京都府立植物園 水琴窟のあるあずまや
アカマツ幹折れ
クロマツ倒木 京都御所 禁裏北塀前
農地の防風林、北海道帯広市郊外
|
|
10月22日、台風21号。その被害は大きく、上賀茂神社(→2017.11.1、11.2ひとりごと)ばかりでなく、京都府立植物園と京都御苑でも見られました。
まず植物園。過ぎ去ってすぐに出向いてみたものの、約100本もの大木が倒れたとかで、処置のために4日間休園。27日に入園しましたが、園内あちこちに立入禁止の黄色テープが見られました。
被害倒木には、100年近く前の開園時からある樹高25mのヒマラヤスギ、樹齢80年と推定されるレバノンスギ、春のエースであるソメイヨシノなどが。
中でもレバノンスギは倒れた先にあった、名物の水琴窟のあずまやを破壊。ただし、樹木本体は根がついたままの、いわゆる根倒しの状態。原産地にも残り少ない貴重種だけに、植物園側には「起こして回復させたい」という意向があるようです。
京都御所は24日に。砂利道、芝生には、小枝が散り敷いている状況で、倒木は植物園よりは少ないようですが、やはり点々と見られました。
こうして風に負けた木の話をすると、風に弱く、その被害を受けた後始末が大変なら、始めから木を植えなければいいという声が聞こえることもあります。
しかし、それには大いに反論。樹木の普段の働きをわかっていない意見に他なりません。
「防風林」という言葉があります。
飛行機で北海道へ向かっていると、空港に近づいた頃、農地を画するように帯状の森林が配置されている風景が見られます。もちろん北海道に限りませんが、農地保全に貢献する防風林は、広く活用されてきました。風力を和らげ、農作物を守ると共に、土壌の吹き飛ばされるのを防ぎ(土保全)、蒸発を制御し(水保全)、地温の低下を阻止するなど、多くの働きを担っています。
実際の防風効果はといえば、一般に常緑樹で樹高が高い林帯で大きいといわれます。理想的な防風林ならば、防風林の風下に樹木の樹高の30倍、風上にも樹高の5倍の距離まで及ぶとか。
その「理想的な防風林」とは、内陸部では、樹木7列程度の林帯で、吹いてくる風を完全に食い止めるのではなく、風力の4割程度を通過させるものとされています。風を通過させるのは、衝立のように風を完全に妨げてしまうと、林帯を乗り越えた風が、風下で渦を巻き、かえって「風害を引き起こしかねないからです。
防風林の風速減少効果(只木『森林と人間』1976年)
海岸線になると、内陸部よりも広い林帯幅が必要になります。最前線の樹木が潮風によって被害を受ける(塩害犠牲)ことを考慮する必要があるためです。

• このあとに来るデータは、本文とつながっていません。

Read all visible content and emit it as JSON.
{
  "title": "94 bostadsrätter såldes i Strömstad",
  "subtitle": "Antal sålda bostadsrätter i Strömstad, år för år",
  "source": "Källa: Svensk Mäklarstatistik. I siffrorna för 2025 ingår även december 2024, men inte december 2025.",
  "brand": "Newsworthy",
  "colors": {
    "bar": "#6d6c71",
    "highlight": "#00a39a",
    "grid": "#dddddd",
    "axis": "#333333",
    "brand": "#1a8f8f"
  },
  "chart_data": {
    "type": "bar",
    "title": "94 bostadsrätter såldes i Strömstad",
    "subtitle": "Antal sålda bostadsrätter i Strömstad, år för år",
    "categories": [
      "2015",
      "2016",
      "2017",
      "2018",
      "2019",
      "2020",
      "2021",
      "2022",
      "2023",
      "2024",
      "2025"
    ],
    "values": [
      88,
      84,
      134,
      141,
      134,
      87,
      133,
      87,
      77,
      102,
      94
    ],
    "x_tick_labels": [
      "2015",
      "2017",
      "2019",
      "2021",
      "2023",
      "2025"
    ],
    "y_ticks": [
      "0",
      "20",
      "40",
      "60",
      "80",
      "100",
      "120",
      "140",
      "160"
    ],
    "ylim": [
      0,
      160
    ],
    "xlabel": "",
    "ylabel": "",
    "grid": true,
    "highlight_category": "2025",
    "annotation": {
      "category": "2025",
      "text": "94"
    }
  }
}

また同様の働きをもつものに「鉄道防雪林」があります。雪国の線路脇の森林で、この標柱は珍しくありません。上から降る雪に対して木がどう役に立つ? という声があがりそうですが、それは雪国の気象の特性に起因します。
雪国では、雪は上からだけでなく、風によって「横」から降ります。いわゆる吹雪であり、日常的に見られる現象なのです。これに対し線路沿いの林帯は、強い風を「防風林」として和らげ、一緒にやってくる雪を林内に落として積もらせます。すると、その分だけ線路への積雪が少なくなり、鉄道の運行への支障を軽減することができるのです。
猛烈な台風はともかく、日常において、樹木・森林は風を防ぎ和らげてくれています。生活に重要な場所の周囲に樹木を配置して風を防ぐのは、ずっと昔から人間が行ってきた知恵ある策なのでした。